TGF-β is a potent immunoregulator in the mucosal immune system (35). It is expected that TGF-β target cells would express functional TGF-β receptors. We examined various types of immune cells in the gut-associated lymphoid tissue, but none of these cells were dual-labeled with Tβ RI or II, even though Tβ RI- and II-positive cells were present in the lamina propria or gut epithelium. Mussener et al. (29) reported a similar finding in rat synovia in which cells within lymphocytic aggregates such as CD4+ cells lacked expression of Tβ RI and II. In contrast, we found immune cells including CD4+ and CD8+ T cells, veiled dendritic cells, B cells, and a small number of follicular dendritic cells in the lamina propria as well as CD8+ IEL expressing Tβ RIII, and the number of labeled cells increased significantly from d 10 to 21 of age. Tβ RIII can bind TGF-β independently of the other receptors (13, 30). Tβ RIII may function in attracting and concentrating TGF-β on the cell surface for eventual transfer to closely situated signal-transducing receptors (31, 32). It may serve to regulate the binding of TGF-β to its signal-transducing receptors by targeting TGF-β to appropriate locations in the microenvironment of cells.

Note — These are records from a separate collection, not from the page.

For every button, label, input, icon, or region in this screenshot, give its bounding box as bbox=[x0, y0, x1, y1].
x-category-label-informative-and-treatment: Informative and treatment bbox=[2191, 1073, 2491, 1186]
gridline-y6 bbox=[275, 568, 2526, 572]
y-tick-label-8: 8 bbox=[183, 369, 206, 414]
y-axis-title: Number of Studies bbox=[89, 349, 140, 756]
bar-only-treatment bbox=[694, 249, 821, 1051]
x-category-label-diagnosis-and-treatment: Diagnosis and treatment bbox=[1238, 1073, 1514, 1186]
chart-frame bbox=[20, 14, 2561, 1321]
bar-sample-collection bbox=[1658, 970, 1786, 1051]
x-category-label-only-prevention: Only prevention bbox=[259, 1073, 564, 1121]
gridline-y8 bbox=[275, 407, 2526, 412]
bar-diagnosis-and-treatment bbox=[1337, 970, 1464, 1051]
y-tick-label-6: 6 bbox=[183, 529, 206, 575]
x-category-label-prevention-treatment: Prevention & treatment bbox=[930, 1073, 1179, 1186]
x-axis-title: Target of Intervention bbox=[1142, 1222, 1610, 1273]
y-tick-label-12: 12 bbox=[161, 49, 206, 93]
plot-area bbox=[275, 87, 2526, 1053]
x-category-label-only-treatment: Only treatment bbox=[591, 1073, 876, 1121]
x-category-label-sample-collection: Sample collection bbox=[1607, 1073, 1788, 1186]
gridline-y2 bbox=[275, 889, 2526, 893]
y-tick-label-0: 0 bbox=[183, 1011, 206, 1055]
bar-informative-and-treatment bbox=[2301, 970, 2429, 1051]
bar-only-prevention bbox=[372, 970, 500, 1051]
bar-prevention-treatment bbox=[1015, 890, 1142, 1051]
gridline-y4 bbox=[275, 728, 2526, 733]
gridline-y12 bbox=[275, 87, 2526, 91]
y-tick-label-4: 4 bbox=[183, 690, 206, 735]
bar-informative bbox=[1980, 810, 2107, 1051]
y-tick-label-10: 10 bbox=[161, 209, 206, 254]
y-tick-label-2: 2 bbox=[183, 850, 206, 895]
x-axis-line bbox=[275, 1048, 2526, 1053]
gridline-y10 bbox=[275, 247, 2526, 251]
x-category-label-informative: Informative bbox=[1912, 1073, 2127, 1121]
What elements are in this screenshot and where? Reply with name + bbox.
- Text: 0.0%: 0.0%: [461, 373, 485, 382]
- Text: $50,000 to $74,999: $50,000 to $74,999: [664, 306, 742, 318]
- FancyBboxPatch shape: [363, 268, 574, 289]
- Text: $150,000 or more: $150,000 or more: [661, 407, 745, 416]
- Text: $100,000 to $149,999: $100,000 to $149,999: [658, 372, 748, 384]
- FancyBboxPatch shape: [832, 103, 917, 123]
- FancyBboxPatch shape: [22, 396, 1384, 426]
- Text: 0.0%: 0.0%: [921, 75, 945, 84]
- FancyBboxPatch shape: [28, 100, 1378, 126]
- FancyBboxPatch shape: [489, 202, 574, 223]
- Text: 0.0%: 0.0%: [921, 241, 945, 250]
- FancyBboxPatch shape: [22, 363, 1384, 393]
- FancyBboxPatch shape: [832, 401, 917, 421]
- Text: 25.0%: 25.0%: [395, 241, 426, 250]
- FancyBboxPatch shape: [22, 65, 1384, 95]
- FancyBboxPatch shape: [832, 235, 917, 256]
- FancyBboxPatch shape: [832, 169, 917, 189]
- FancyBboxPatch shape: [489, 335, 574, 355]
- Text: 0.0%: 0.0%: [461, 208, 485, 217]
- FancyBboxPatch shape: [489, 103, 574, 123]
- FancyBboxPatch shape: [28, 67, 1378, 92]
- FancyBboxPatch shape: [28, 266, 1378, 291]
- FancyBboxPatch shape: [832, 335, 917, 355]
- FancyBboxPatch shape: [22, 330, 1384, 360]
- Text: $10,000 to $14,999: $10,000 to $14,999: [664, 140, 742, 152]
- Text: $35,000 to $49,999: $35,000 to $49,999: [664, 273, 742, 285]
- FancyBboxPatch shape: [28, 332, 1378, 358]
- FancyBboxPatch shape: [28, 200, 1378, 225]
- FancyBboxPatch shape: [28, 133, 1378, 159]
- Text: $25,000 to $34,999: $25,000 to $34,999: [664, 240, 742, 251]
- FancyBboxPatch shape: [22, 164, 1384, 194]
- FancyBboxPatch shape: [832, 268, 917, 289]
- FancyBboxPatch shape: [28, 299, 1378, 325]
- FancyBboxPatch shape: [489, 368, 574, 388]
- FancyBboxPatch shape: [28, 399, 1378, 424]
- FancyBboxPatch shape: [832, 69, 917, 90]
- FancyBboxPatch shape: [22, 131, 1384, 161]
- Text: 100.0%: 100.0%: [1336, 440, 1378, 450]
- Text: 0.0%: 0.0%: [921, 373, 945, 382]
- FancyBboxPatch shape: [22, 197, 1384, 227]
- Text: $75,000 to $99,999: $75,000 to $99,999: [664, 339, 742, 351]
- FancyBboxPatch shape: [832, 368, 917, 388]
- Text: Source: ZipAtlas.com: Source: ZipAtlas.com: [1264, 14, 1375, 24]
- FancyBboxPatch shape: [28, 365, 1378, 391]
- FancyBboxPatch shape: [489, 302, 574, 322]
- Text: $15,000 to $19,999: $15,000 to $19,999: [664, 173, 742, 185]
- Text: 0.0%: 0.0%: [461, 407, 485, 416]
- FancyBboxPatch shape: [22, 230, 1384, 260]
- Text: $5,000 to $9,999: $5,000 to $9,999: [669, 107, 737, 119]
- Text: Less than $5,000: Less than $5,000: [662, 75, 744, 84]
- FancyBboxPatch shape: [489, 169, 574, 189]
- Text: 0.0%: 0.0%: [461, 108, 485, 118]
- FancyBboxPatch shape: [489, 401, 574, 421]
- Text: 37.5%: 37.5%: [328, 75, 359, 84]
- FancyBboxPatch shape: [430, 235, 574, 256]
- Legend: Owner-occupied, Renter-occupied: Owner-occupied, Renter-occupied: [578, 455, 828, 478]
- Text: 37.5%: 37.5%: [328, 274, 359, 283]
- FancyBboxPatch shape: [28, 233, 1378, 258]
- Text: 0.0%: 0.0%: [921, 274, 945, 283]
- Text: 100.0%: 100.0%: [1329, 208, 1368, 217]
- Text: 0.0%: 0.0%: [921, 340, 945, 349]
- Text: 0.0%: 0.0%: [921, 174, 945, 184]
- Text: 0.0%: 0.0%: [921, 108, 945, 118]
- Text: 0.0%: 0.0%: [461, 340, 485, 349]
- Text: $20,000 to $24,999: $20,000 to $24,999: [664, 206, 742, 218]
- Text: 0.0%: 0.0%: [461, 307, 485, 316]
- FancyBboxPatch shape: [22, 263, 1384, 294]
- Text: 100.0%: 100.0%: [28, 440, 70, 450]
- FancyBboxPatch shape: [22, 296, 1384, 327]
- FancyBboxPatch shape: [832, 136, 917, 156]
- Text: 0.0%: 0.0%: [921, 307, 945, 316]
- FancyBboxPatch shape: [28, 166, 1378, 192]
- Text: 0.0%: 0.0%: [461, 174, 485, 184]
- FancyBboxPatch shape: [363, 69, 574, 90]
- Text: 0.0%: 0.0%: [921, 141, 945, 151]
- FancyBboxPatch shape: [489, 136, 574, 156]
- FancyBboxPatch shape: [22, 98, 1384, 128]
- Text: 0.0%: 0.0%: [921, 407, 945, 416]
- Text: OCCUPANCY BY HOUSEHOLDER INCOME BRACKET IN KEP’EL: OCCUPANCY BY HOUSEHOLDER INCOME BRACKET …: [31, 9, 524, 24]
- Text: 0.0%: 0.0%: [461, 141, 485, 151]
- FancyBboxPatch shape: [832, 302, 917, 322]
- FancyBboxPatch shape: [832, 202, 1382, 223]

In summary, there is an ontogenetic development of TGF-β receptor expression in the postnatal rat small intestine. Before weaning, Tβ RIII was coexpressed with Tβ RI and II throughout the epithelium. Over the weaning period, Tβ RI and II expression remained on the epithelium, whereas Tβ RIII gradually disappeared from the epithelium. This unique distribution pattern of TGF-β receptor expression from preweaning to postweaning may correlate with the change in ligand specificity from maternal TGF-β2 to endogenous TGF-β1 in the postnatal intestine.